Unfortunately, I tore my hamstring in my first collegiate race. But this is when the throwing coach spoke to me about trying some new events. She believed my strengths might be better applied in other ways. Although throwing requires more complicated technique than running, she convinced me to try.

My first day of throwing felt so natural because, rather than starting me off from square one and teaching me the traditional style of throwing, Coach Heather Atkinson was flexible and helped me find a style that was natural for me. I must admit that not having orders barked at me felt unfamiliar in the beginning. In fact, I wondered if I was learning anything at all. But after I qualified from a Division 1 final on my third day of throwing the javelin, we figured we were on to something.

Coach Atkinson was a leader who remained open to possibilities, was patient even when I became frustrated, and was willing to collaborate with me to find solutions. I'd never seen myself as a thrower, but she did, and because of her leadership style, she pulled capacities out of me that I was unaware of.
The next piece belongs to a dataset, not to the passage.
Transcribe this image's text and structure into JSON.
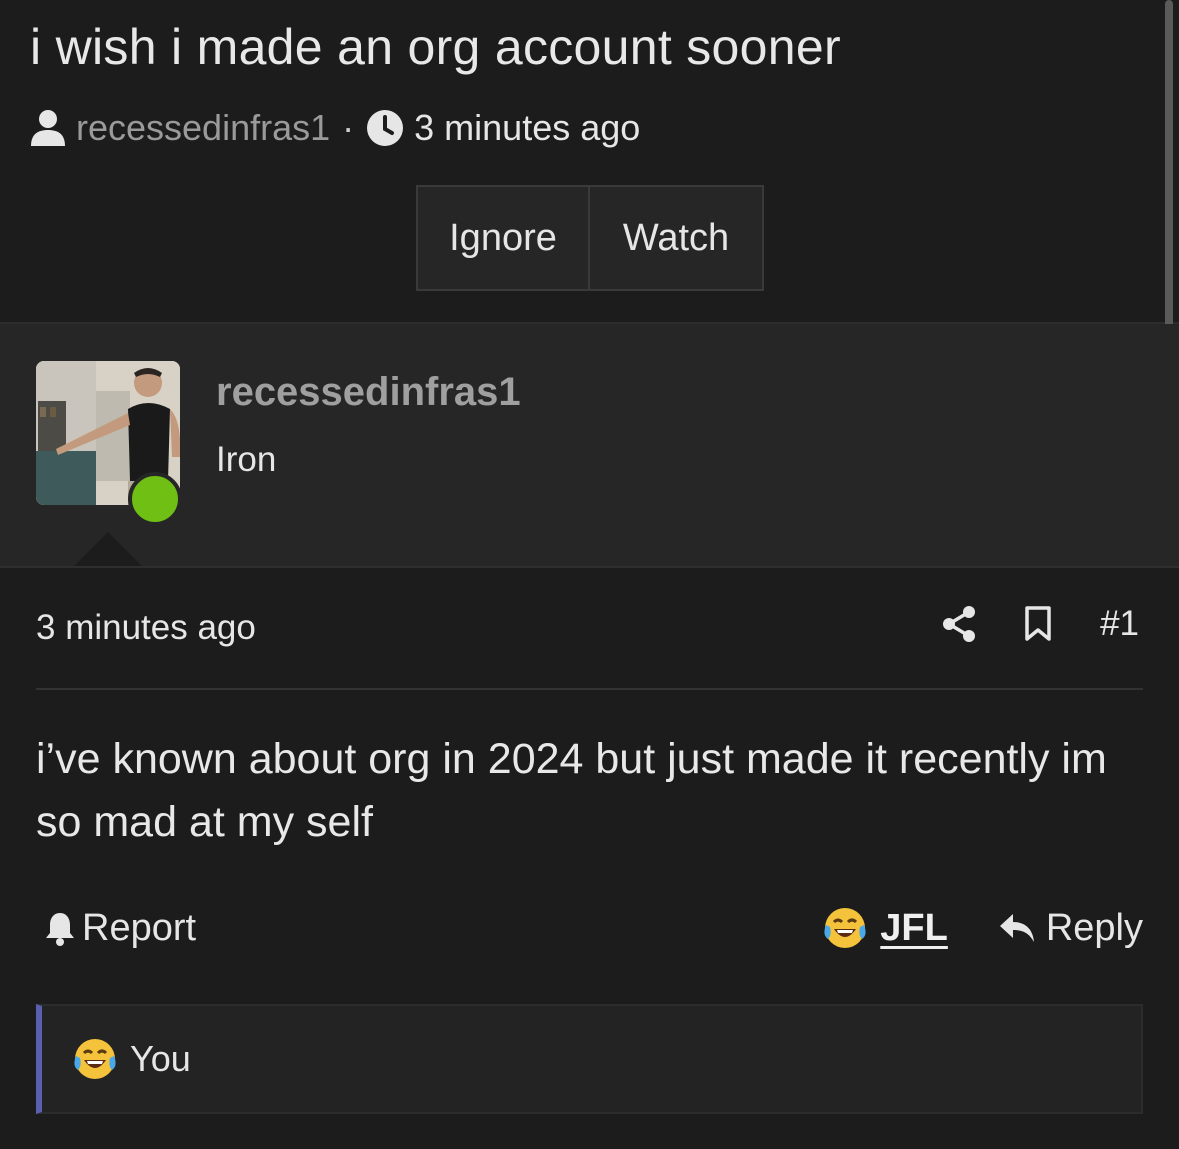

My classroom experience followed a similar pattern. You'll remember my initial approach to college learning with the books on tape. You could say that I was still using a need-based approach -- in which I attempted to fill in knowledge gaps with facts and figures.

But the professors at Emory have taught me that learning is not a one-way street. And fortunately for my health, it is certainly not memorizing piles of information in a freshly-painted stairwell!

It is thinking about and applying theories in unique ways. It is collaborating with classmates through conversations at 3 a.m. and expanding the way you'd previously seen things.

Top-down styles of leadership that rely on self-centered, overly assertive personalities no longer seem viable. Instead, it seems that leaders who see the value of collective wisdom, leaders whose flexibility allow them to find adaptive solutions to pressing issues, and perhaps most importantly, those leaders who can empower others by drawing out existing capacities, are the leaders who will take us forward.

From CEOs to heads-of-state, can you imagine how different things would be if our leaders practiced the collective, transparent and patient style of leadership Coach Atkinson demonstrated?

As students, our challenge is to continue uncovering these emerging styles of learning and leadership, so that when we assume the roles appropriate to our strengths, we can be the most constructive leaders the world has ever seen.

This essay has been adapted from Harbur's Founders Dinner speech on Feb. 5.